I looked at the game to see how Rémi came to be so frustrated.
It is not unthinkable for a 1k to beat a 6d on a good day, so we cannot conclude cheating purely based on ranks.
AI’s recommendation will also vary quite a bit depending on software version, network version and performance settings. So it’s hard to say whether a person did cheat based on one fixed review run from e.g. AI Sensei or OGS AI review.
In my personal opinion, there is nothing in the first 70 moves that a real human 1k could not also play as black. White attempted to start a fight on the lower side and black refuted the attempt with simple, straightforward moves, putting white at a disadvantage.
Soon after, black puts down some really excellent stones. Not just once or twice - they just keep coming.
73 and 77 are just the most beautiful combination to play around white’s shape. The cut 77 had some Korean pros pause in admiration. I can feel that.
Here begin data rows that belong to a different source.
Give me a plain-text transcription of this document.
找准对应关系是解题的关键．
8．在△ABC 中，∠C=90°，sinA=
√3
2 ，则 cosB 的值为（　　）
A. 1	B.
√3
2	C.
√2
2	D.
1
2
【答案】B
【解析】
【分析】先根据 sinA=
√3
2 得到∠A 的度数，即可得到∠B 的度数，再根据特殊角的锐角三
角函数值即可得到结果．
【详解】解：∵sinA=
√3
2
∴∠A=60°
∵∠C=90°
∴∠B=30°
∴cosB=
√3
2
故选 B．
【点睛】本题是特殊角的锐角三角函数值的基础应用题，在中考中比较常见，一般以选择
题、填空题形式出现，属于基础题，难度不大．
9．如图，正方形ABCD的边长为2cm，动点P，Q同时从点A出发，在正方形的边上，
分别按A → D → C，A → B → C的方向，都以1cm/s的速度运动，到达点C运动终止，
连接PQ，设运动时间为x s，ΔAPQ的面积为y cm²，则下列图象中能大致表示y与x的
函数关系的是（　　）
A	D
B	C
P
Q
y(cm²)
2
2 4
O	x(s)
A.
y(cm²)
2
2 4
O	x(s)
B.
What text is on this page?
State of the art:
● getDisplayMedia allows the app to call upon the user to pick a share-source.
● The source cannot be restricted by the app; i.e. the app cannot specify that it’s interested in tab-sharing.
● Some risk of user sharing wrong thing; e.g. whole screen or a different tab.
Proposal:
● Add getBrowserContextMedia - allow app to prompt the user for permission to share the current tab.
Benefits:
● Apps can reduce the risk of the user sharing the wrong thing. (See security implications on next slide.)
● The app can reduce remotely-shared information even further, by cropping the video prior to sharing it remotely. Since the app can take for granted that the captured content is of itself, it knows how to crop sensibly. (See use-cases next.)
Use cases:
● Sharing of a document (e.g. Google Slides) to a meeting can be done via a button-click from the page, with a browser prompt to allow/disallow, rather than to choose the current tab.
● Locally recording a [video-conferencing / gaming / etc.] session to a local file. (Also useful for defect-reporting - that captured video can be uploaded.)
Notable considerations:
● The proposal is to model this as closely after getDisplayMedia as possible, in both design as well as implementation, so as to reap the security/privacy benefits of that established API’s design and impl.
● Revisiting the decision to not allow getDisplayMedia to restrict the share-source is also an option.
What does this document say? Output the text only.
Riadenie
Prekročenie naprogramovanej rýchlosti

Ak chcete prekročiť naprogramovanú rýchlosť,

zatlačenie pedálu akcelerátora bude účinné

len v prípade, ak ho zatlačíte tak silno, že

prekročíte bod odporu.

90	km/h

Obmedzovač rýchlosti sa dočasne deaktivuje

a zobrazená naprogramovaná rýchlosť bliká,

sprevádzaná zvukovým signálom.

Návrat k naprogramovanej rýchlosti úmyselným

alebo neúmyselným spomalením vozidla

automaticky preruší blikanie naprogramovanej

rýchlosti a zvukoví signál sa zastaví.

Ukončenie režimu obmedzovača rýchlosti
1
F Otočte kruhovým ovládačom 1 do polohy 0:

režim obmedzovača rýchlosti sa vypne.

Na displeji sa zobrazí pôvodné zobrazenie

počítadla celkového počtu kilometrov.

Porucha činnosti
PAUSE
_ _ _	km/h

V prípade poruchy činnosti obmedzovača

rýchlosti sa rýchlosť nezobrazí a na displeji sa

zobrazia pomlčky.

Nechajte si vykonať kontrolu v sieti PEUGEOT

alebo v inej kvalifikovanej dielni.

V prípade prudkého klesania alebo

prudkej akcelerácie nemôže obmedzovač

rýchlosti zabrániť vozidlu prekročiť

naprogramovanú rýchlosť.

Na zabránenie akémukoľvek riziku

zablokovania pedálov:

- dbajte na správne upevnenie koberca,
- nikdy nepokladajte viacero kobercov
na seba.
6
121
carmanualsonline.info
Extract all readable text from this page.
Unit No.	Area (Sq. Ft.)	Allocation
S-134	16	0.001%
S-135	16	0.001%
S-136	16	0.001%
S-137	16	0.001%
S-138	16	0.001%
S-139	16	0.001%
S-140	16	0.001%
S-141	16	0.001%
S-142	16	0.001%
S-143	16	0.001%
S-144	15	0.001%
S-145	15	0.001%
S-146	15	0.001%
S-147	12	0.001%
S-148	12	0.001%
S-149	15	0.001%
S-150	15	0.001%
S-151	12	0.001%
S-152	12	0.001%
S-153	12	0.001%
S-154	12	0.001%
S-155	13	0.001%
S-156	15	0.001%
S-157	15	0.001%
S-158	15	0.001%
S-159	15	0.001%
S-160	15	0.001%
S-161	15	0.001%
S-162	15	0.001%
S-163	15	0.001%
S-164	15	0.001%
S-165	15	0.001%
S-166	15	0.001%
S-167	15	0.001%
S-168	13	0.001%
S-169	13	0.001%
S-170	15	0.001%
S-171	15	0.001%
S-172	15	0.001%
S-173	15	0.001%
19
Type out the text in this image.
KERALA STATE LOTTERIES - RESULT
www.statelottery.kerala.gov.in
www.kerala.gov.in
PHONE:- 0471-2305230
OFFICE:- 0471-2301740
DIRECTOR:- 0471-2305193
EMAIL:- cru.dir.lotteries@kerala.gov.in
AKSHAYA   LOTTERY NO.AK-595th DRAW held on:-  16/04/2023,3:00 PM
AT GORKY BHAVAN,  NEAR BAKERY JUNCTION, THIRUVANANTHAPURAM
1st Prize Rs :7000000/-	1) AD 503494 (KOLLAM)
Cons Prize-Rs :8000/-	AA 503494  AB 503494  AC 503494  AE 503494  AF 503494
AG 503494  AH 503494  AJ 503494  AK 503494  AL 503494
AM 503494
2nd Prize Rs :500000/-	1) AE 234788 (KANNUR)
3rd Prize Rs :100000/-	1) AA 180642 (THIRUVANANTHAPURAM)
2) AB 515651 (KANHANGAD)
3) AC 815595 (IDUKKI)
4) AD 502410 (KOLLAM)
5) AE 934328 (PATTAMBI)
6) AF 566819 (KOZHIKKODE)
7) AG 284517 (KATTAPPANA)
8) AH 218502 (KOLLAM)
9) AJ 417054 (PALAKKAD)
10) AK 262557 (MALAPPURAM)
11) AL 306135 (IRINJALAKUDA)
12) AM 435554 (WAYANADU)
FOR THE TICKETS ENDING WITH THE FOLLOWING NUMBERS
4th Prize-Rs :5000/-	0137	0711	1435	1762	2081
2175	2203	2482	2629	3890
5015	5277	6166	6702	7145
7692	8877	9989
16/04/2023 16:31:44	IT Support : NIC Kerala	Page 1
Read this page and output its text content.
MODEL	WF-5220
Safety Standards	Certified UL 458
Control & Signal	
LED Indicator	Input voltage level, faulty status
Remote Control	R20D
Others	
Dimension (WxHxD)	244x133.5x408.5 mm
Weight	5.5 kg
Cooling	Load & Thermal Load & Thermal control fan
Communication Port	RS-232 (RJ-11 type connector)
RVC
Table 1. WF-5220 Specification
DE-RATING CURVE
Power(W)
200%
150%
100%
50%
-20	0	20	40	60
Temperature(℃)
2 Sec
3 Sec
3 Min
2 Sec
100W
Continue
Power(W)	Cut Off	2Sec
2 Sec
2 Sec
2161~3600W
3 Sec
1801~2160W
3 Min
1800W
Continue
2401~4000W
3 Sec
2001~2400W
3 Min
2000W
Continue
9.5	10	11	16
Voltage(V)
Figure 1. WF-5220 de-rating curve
Sincere question to 1 kyus: would you see that 93 is the best point to counter-attack the white’s last move ogeima? Won’t there be a problem when white draws out the cutting stone above? Remember that black used almost no time to think.
There is a lot of talk about black’s mistake 105 (-80%).
This must be what Rémi means by being “toyed with”. He is allowed to capture the cutting stones at A and save his group. He even ends up ahead in the eyes of the AI!
The correct black move instead is A, the knock-out blow to capture the white stones and win the game easily. Instead, black will have to catch up the loss.
I can understand why black would defend. It’s too risky to let white play tsumego inside. I, for one, can’t read that out.
Speaking of tsumego, this is a really cool invasion. It lives with ease and elegance.
For some more comments, you should check out Montreal team captain Yoonyoung Kim’s facebook post.
Robert Tirak also made some comments. Taken at face value, it sounds like he figured out the exact method and settings of AI cheating that black allegedly did to find these moves in this game and several others.
I wonder how this compares with the AGA’s own analysis, and if the AGA will even consider additional evidence at this point.